If anyone knows how to insert subdatasheets into linked tables in
Access 2003, please let me know!
Brian Andrus
batman(at)thundermail.com
"Tom Wickerath" <AOS168 AT @comcast DOT net> wrote in message news:<dd********************@comcast.com>...
Hi Brian,

Not sure why the wonderful little "plus" signs disappeared, but the correct name for these
is Subdatasheets. A table property allows one to set the Subdatasheet to [None], but it
doesn't sound like you did this. Perhaps you changed a table name and the NameAutocorrect
feature either didn't work or wasn't selected? I don't have Access 2003 available, but it
shouldn't be too hard to reestablish your subdatasheets. With a table open in datasheet
view, click on Insert > Subdatasheet... Pick the related table from the list. You can
also pick a saved query. This allows you to specify a different sort order for the
expanded records, when you click on the plus signs. The primary & foreign keys are
specified in the Link Master Fields and Link Child Fields textboxes, respectively.

Tom

Note: If you ever split your database, and place the back-end on a file server, I
recommend setting Subdatasheets to [None] and disabling NameAutocorrect for starters.

Nov 12 '05 #3

P: n/a
"Brian Andrus" <ba****@thundermail.com> wrote in message
news:ae**************************@posting.google.c om...
Tom,
Thanks for the terminology correction. It helps.

What I have found is that in Access 2003 you cannot insert
subdatasheets in linked tables! At least that appears to be the case.
Insert->Subdatasheet is greyed out on all linked tables.

Irritating thing is I can create a local copy of the primary table
(CustInfo) and insert subdatasheets to the child table (PayInfo). I
still cannot insert a subdatasheet in PayInfo to another child
(AccessType).

If anyone knows how to insert subdatasheets into linked tables in
Access 2003, please let me know!


As with all table design issues you need to open the file where the table
resides and make the changes there. The refresh your links.
--
I don't check the Email account attached
to this message. Send instead to...
RBrandt at Hunter dot com
Nov 12 '05 #4

P: n/a
Problem is... they reside on a SQL server.
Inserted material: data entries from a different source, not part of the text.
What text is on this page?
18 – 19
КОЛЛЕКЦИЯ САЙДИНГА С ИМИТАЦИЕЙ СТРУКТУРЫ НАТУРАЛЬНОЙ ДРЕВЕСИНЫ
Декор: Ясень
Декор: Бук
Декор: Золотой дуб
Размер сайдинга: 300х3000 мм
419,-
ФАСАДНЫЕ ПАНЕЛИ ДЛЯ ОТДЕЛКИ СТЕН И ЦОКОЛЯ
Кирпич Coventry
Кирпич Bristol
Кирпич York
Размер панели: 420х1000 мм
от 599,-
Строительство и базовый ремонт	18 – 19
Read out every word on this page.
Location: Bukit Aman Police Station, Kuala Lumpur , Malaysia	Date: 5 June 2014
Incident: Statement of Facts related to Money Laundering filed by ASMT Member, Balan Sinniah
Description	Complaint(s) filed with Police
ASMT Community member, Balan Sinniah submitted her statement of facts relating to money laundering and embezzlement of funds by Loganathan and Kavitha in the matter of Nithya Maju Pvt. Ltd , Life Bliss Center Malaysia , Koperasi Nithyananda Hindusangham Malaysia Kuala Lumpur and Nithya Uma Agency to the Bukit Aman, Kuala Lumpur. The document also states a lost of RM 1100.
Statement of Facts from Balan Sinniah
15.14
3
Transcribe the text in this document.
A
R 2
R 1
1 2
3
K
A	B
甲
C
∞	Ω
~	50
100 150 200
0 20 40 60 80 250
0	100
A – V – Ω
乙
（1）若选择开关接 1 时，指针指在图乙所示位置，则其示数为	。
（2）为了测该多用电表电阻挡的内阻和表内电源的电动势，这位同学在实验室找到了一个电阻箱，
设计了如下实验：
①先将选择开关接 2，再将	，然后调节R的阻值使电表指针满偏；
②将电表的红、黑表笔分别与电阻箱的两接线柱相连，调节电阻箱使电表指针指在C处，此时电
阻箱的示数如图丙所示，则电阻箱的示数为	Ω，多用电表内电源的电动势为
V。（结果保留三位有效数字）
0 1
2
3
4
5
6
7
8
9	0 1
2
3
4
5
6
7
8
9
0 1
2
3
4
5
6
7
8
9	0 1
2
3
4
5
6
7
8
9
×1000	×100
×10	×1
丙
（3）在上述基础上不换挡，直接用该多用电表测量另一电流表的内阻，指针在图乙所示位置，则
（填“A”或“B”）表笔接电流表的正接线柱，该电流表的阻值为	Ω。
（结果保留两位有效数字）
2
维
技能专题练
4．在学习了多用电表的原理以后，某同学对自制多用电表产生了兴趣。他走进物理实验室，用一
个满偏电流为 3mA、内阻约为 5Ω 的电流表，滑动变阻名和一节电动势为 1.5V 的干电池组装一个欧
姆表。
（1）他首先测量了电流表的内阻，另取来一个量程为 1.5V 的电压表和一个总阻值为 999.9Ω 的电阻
The subdatasheets showed up automatically when I upgraded to Access
2002. I liked them and got used to them. Never noticed that you cannot
insert subdatasheets in a linked table even in Access 2002. Now in
Access 2003, they weren't even automatically made.

<sigh>Oh well, I guess.

Brian Andrus
"Rick Brandt" <ri*********@hotmail.com> wrote in message news:<bs************@ID-98015.news.uni-berlin.de>...

As with all table design issues you need to open the file where the table
resides and make the changes there. The refresh your links.